Jakarta, Gesuri.id - Anggota Komisi III DPR RI dari fraksi PDI Perjuangan, Mercy Chriesty Barends, meminta aparat penegak hukum bertindak tegas terhadap pelanggaran kewajiban reklamasi dan pascatambang di Kalimantan Selatan.
Ia menyoroti keberadaan 814 lubang tambang terbuka yang dinilai membahayakan keselamatan masyarakat serta mendesak penindakan yang transparan terhadap pihak-pihak yang diduga melakukan pembiaran.
Penegakan hukum harus dilakukan secara tegas dan transparan terhadap semua pihak yang melakukan pembiaran, karena dampaknya bukan hanya pada lingkungan tetapi juga keselamatan manusia, ujarnya dalam Kunjungan Kerja Reses Komisi III DPR RI ke Kalimantan Selatan, dikutip Sabtu (7/3/2026).
Ia juga menyoroti pentingnya memastikan keberadaan dana reklamasi dan pascatambang yang seharusnya disiapkan oleh perusahaan tambang.

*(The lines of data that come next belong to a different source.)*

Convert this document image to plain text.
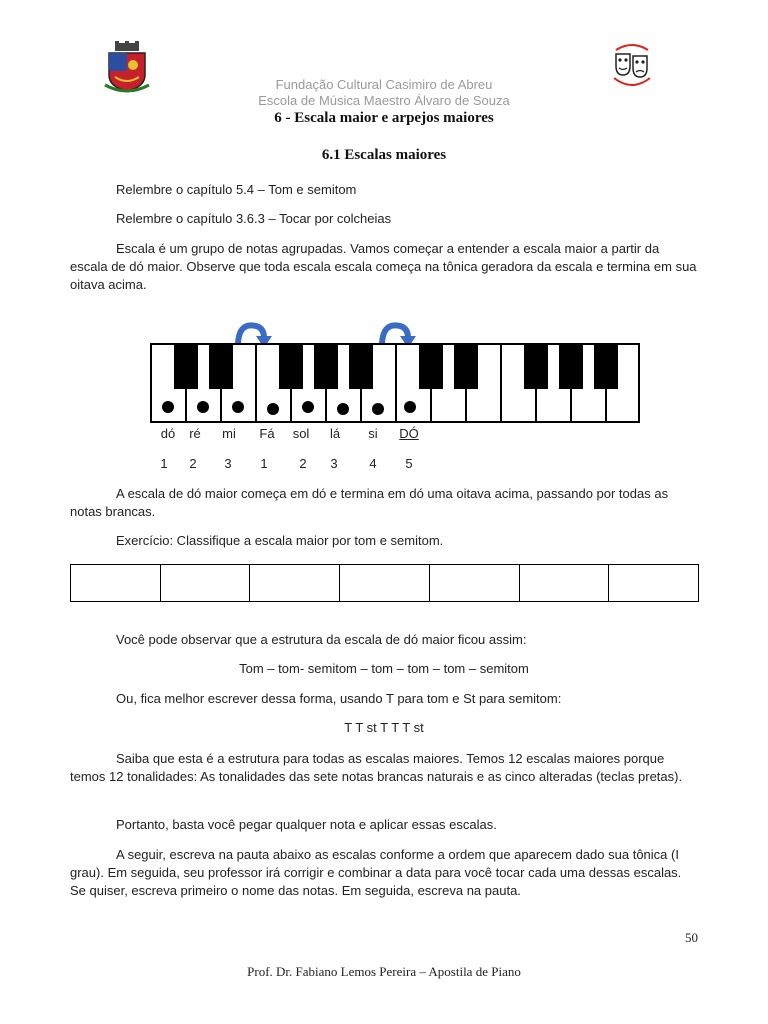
Fundação Cultural Casimiro de Abreu
Escola de Música Maestro Álvaro de Souza
6 - Escala maior e arpejos maiores
6.1 Escalas maiores
Relembre o capítulo 5.4 – Tom e semitom
Relembre o capítulo 3.6.3 – Tocar por colcheias
Escala é um grupo de notas agrupadas. Vamos começar a entender a escala maior a partir da escala de dó maior. Observe que toda escala escala começa na tônica geradora da escala e termina em sua oitava acima.
dó ré mi Fá sol lá si DÓ
1 2 3 1 2 3 4 5
A escala de dó maior começa em dó e termina em dó uma oitava acima, passando por todas as notas brancas.
Exercício: Classifique a escala maior por tom e semitom.

Você pode observar que a estrutura da escala de dó maior ficou assim:
Tom – tom- semitom – tom – tom – tom – semitom
Ou, fica melhor escrever dessa forma, usando T para tom e St para semitom:
T T st T T T st
Saiba que esta é a estrutura para todas as escalas maiores. Temos 12 escalas maiores porque temos 12 tonalidades: As tonalidades das sete notas brancas naturais e as cinco alteradas (teclas pretas).
Portanto, basta você pegar qualquer nota e aplicar essas escalas.
A seguir, escreva na pauta abaixo as escalas conforme a ordem que aparecem dado sua tônica (I grau). Em seguida, seu professor irá corrigir e combinar a data para você tocar cada uma dessas escalas. Se quiser, escreva primeiro o nome das notas. Em seguida, escreva na pauta.
50
Prof. Dr. Fabiano Lemos Pereira – Apostila de Piano
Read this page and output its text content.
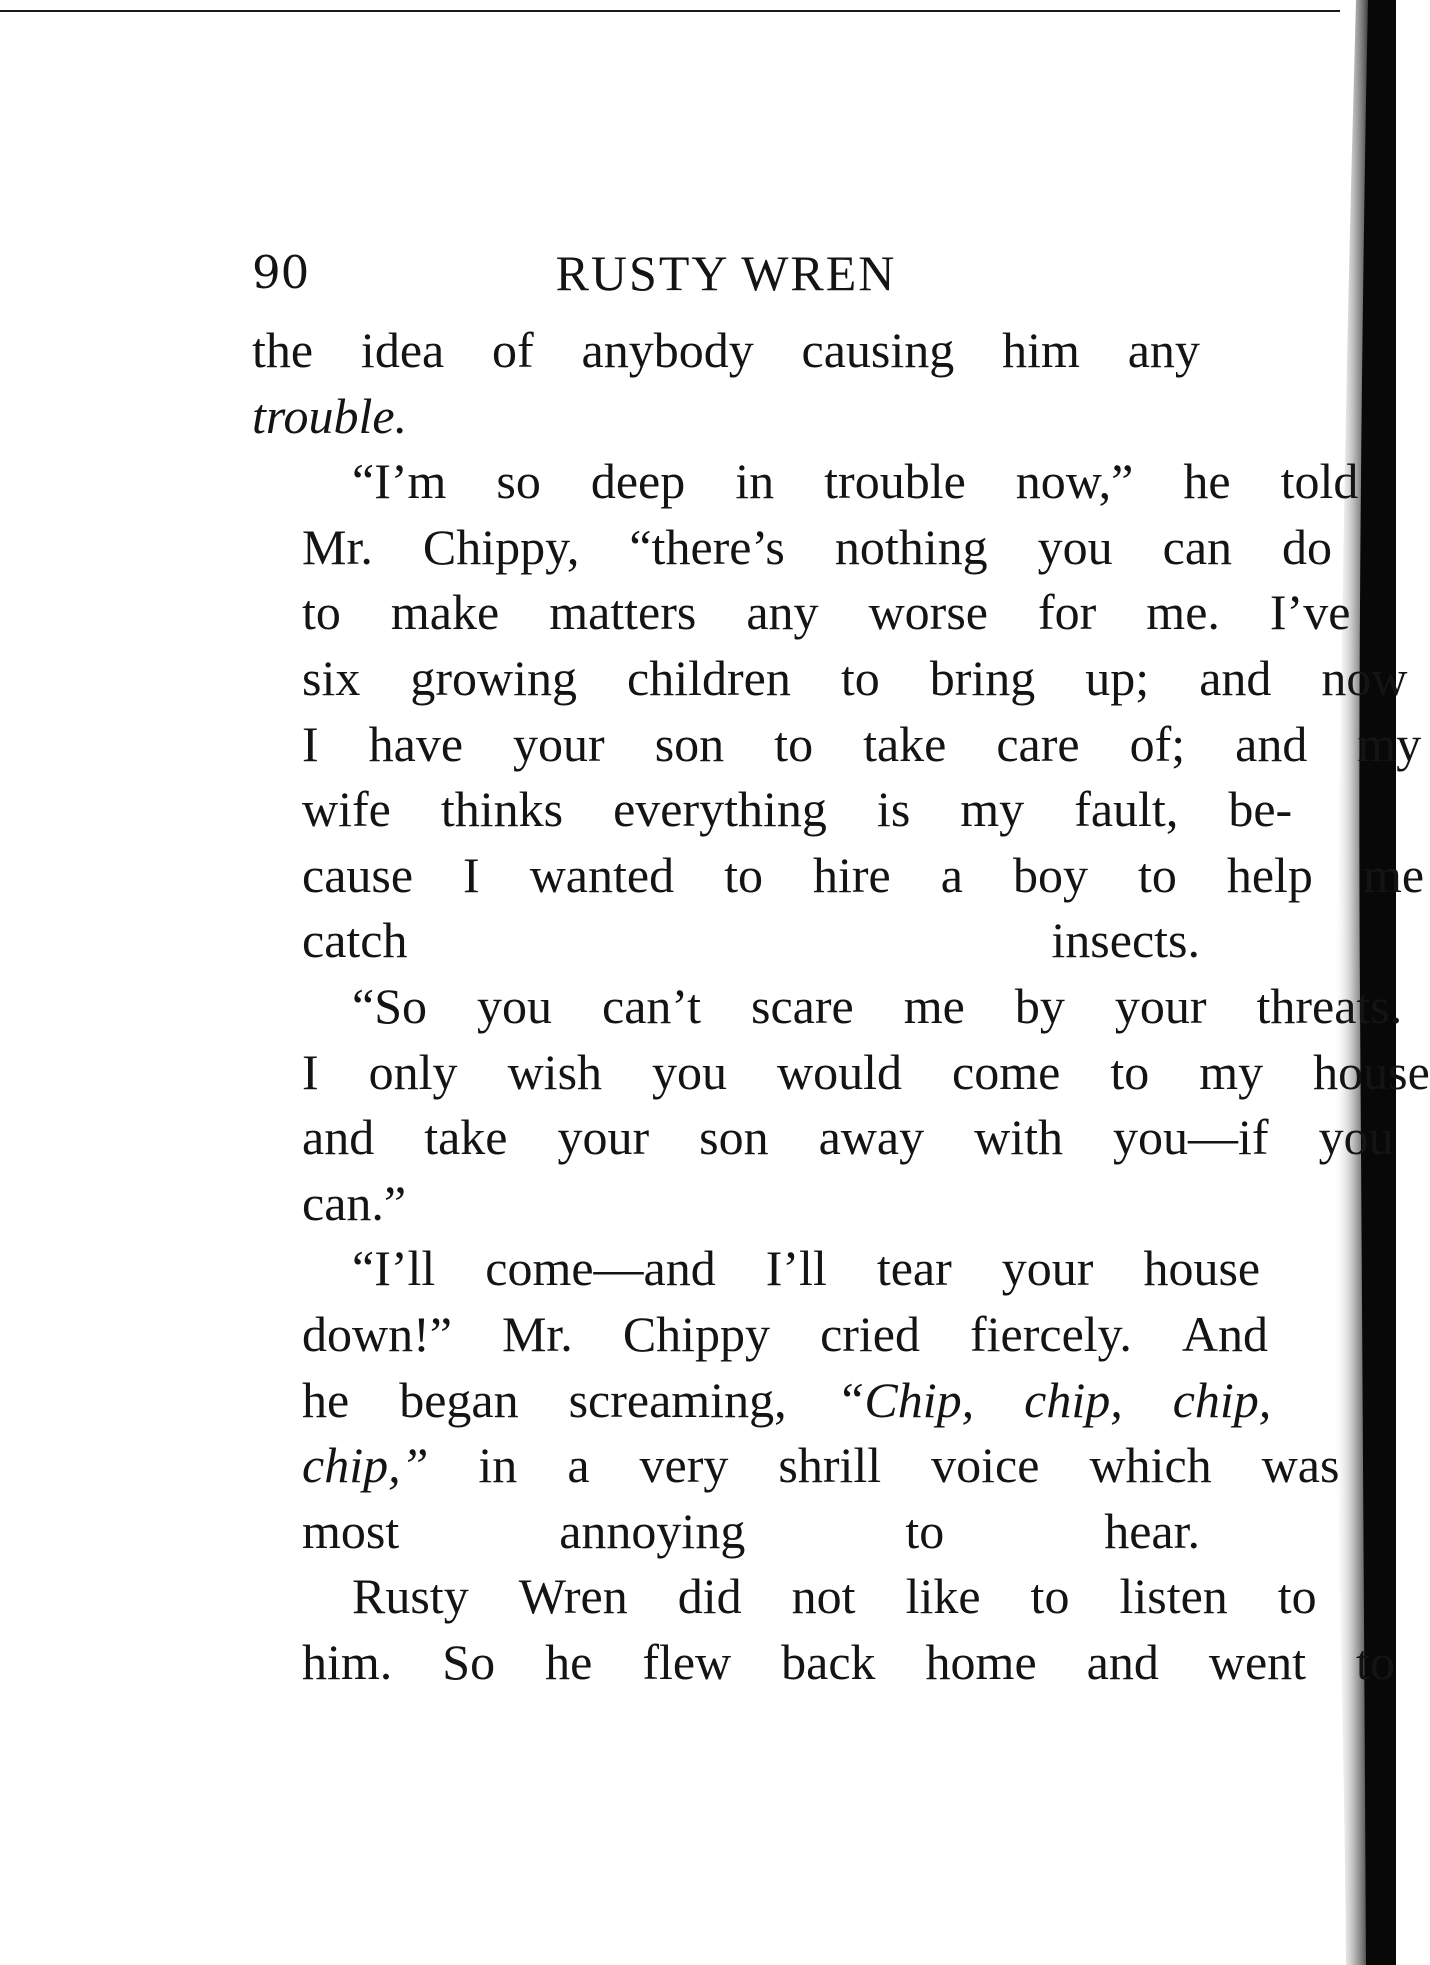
90	RUSTY WREN
the idea of anybody causing him any
trouble.
“I’m	so	deep	in	trouble	now,”	he	told
Mr.	Chippy,	“there’s	nothing	you	can	do
to	make	matters	any	worse	for	me.	I’ve
six	growing	children	to	bring	up;	and	now
I	have	your	son	to	take	care	of;	and	my
wife	thinks	everything	is	my	fault,	be-
cause	I	wanted	to	hire	a	boy	to	help	me
catch insects.
“So	you	can’t	scare	me	by	your	threats.
I	only	wish	you	would	come	to	my	house
and	take	your	son	away	with	you—if	you
can.”
“I’ll	come—and	I’ll	tear	your	house
down!”	Mr.	Chippy	cried	fiercely.	And
he	began	screaming,	“Chip,	chip,	chip,
chip,”	in	a	very	shrill	voice	which	was
most annoying to hear.
Rusty	Wren	did	not	like	to	listen	to
him.	So	he	flew	back	home	and	went	to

Menurutnya, dana tersebut perlu diverifikasi keberadaannya serta dimanfaatkan secara optimal untuk pemulihan lingkungan.
Selain itu, Mercy menilai aspek keselamatan di kawasan pertambangan harus diperkuat, termasuk dengan penetapan buffer area yang jelas untuk mencegah masyarakat masuk ke area berbahaya.